Savaşçısın sen, bir sürü şeyle savaş veriyorsun. Acıya karşı direnmeye çalışırken yaralar alıyor, bitkin düşüyorsun. Benliğin istemsizce yapıyor bunu, kendini kötü şeylerden korumaya çalışıyor. Ama ben, acıya karşı gelinemeyeceğini, onun doğduğumuz andan beri içimizde olduğunu öğrendim. Kıyamet yaklaşıyorsa, silahlanmak bir işe yaramaz. Ölüm yaklaşıyorsa, dua etmek bir işe yaramaz.
Ama sen, yine de ayakta durmaya çalışıyorsun. Acının seni yıkmasına izin vermemeye çalışıyorsun. Belki de izin vermelisin, ikimiz de bir uçurumdan aşağıya yuvarlanıyoruz. Gözlerini kapatmalısın artık. O yorgun, kızarmış gözlerini kapatmalı, benim kollarımda dinlenmelisin. Ben yorulmuşlardan anlarım, bırak da sana kendini iyi hissettireyim.
"Zar zor odaklanıyorsun Xiao Zhan, sana eve gidelim demiştim." Hastaneden çıktıktan hemen sonra buraya, bu tepeye gelmek istemeni hala anlamıyorum. Yanımda oturan bedenin yavaşça benimkine yaklaşırken elimi tutuyorsun. Hala anlamıyorum, belki de hiç anlamayacağım. Tek düşündüğüm sensin, tek istediğim de senin iyi olman.
Yüzünü uçsuz bucaksız ufuk çizgisine çeviriyor, çenenle etrafı işaret ediyorsun. "Eve kapanmak istemiyorum. Burası her zaman olduğu gibi güzel, huzurlu. Kimseler de yok. Hasta bir insan daha ne ister?"
Hava soğuk, kışın geldiğinin güzel bir kanıtı bu. Artık dalgalar da, rüzgar da acımasız bu falezlerde. Bu yüzden senin için endişeleniyorum, üşümenden, hasta olmandan korkuyorum. Daha yeni bir kriz geçirdin ve iki gündür yattığın hastaneden daha az önce çıktın. Nasıl hala bu kadar kendini düşünmez olabiliyorsun, anlamıyorum. Yine de, ben senin yerine de, kendimin yerine de senin için endişeleniyorum.
"Bak, doktor kendine dikkat etmen gerektiğini söyledi. Bu rüzgar senin için iyi değil, hadi eve gidelim."

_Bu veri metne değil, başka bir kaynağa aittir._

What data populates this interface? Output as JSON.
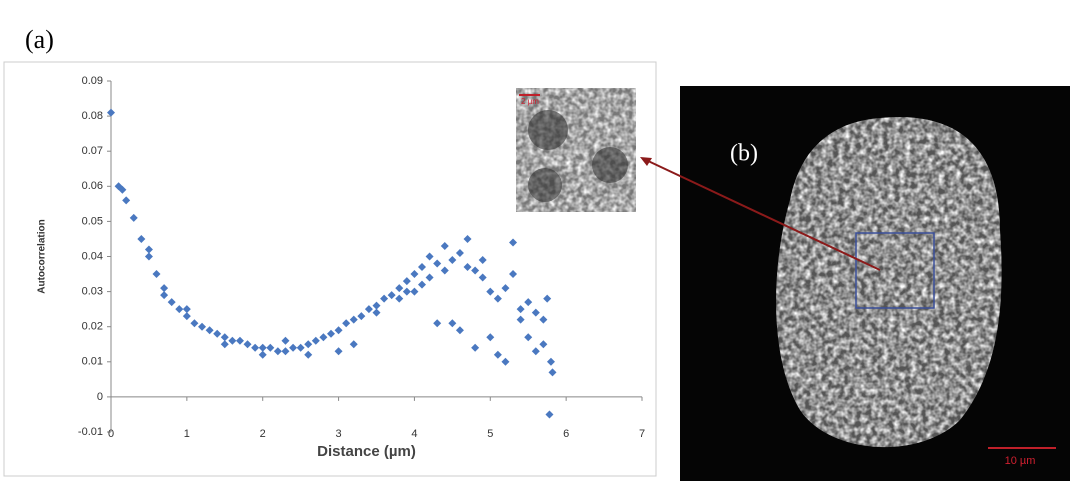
{
  "panel_labels": {
    "a": "(a)",
    "b": "(b)"
  },
  "image": {
    "scale_bar": "10 µm",
    "inset_scale_bar": "2 µm"
  },
  "chart_data": {
    "type": "scatter",
    "x_label": "Distance (µm)",
    "y_label": "Autocorrelation",
    "color": "#4a78c0",
    "x": [
      0,
      0.1,
      0.15,
      0.2,
      0.3,
      0.4,
      0.5,
      0.6,
      0.7,
      0.8,
      0.9,
      1.0,
      1.1,
      1.2,
      1.3,
      1.4,
      1.5,
      1.6,
      1.7,
      1.8,
      1.9,
      2.0,
      2.1,
      2.2,
      2.3,
      2.4,
      2.5,
      2.6,
      2.7,
      2.8,
      2.9,
      3.0,
      3.1,
      3.2,
      3.3,
      3.4,
      3.5,
      3.6,
      3.7,
      3.8,
      3.9,
      4.0,
      4.1,
      4.2,
      4.3,
      4.4,
      4.5,
      4.6,
      4.7,
      4.8,
      4.9,
      5.0,
      5.1,
      5.2,
      5.3,
      5.4,
      5.5,
      5.6,
      5.7,
      5.75,
      5.8,
      5.82,
      5.78,
      0.5,
      0.7,
      1.0,
      1.5,
      2.0,
      2.3,
      2.6,
      3.0,
      3.2,
      3.5,
      3.8,
      4.0,
      4.2,
      4.3,
      4.5,
      4.6,
      4.4,
      4.7,
      4.9,
      4.8,
      5.0,
      5.1,
      5.2,
      5.3,
      5.4,
      5.5,
      5.6,
      5.7,
      4.1,
      3.9
    ],
    "values": [
      0.081,
      0.06,
      0.059,
      0.056,
      0.051,
      0.045,
      0.04,
      0.035,
      0.031,
      0.027,
      0.025,
      0.023,
      0.021,
      0.02,
      0.019,
      0.018,
      0.017,
      0.016,
      0.016,
      0.015,
      0.014,
      0.014,
      0.014,
      0.013,
      0.013,
      0.014,
      0.014,
      0.015,
      0.016,
      0.017,
      0.018,
      0.019,
      0.021,
      0.022,
      0.023,
      0.025,
      0.026,
      0.028,
      0.029,
      0.031,
      0.033,
      0.035,
      0.037,
      0.04,
      0.038,
      0.036,
      0.039,
      0.041,
      0.037,
      0.036,
      0.034,
      0.03,
      0.028,
      0.031,
      0.044,
      0.025,
      0.027,
      0.024,
      0.022,
      0.028,
      0.01,
      0.007,
      -0.005,
      0.042,
      0.029,
      0.025,
      0.015,
      0.012,
      0.016,
      0.012,
      0.013,
      0.015,
      0.024,
      0.028,
      0.03,
      0.034,
      0.021,
      0.021,
      0.019,
      0.043,
      0.045,
      0.039,
      0.014,
      0.017,
      0.012,
      0.01,
      0.035,
      0.022,
      0.017,
      0.013,
      0.015,
      0.032,
      0.03
    ],
    "xlim": [
      0,
      7
    ],
    "xticks": [
      0,
      1,
      2,
      3,
      4,
      5,
      6,
      7
    ],
    "ylim": [
      -0.01,
      0.09
    ],
    "yticks": [
      -0.01,
      0,
      0.01,
      0.02,
      0.03,
      0.04,
      0.05,
      0.06,
      0.07,
      0.08,
      0.09
    ]
  }
}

Söylediklerimi duymuyor gibi görünüyorsun, hafifçe tebessüm ediyorsun. Güzel dudakların yukarıya doğru kıvrılmışken bedenini yavaşça yana doğru yatırıyorsun, o sırada şaşkınlıkla seni izliyorum. Yanağını dizime yaslıyor, kurumuş otların üzerine uzanıyorsun. Yüzünü denize doğru dönüyorsun. "Boşver, Yibo'm...Uyut beni."
Elbette, diyorum içimden; sen ne istiyorsan, harfiyen yaparım. Güzel yüzünü tam olarak göremediğim için biraz bozulsam da ellerimi hemen saçlarına uzatıyorum. O tatlı buklelerini okşarken gözlerini yavaşça kapatıyorsun. Bu savaş, bu sürekli sürdürdüğün muharebe seni çok yormuş olmalı.
Parmak uçlarım gözlerinin etrafındaki kızarıklıklara, damarlara dokunuyor. Acı çizgilerinin üzerinden nazikçe geçiyor, hepsine selam veriyorum. Hepsi de beni tanıyor. Acın, acımdır çünkü. Ruhun, ruhumdur. Senin nefeslerin daralırsa, ben nefes alamamaya başlarım.
Rüzgarın, dalgaların ve kuşların sesini dinliyorum. Yakında hepsi sıcak yerlere göç edecekler. Keşke biz de acısız bir yere, mutlu olabileceğimiz bir yere göç edebilsek, kuşlar gibi. Onlara imreniyorum. Parmaklarım yanağına inerken, tenini ezberliyorum. Ben seninle her yerde yaşarım, diyorum. Senin için yaşarım.
Hemen uykuya dalıyorsun, ne kadar yorgun olduğunu daha iyi anlıyorum. Havanın soğuduğunu hissettiğimde dizlerime kıvrılmış bedeninin üzerine kavisleniyorum. Her şeyden habersiz; masumca uyuyorsun, seni öpmeye kıyamıyorum. Huzurlu nefes alıp verişlerini dinlerken kokunla mest oluyorum.
Şimdi kollarımın arasında, savunmasızca duruyor, uyuyorsun. Ama bir gün, sen gidince, ben dizlerimde kimi uyutacağım?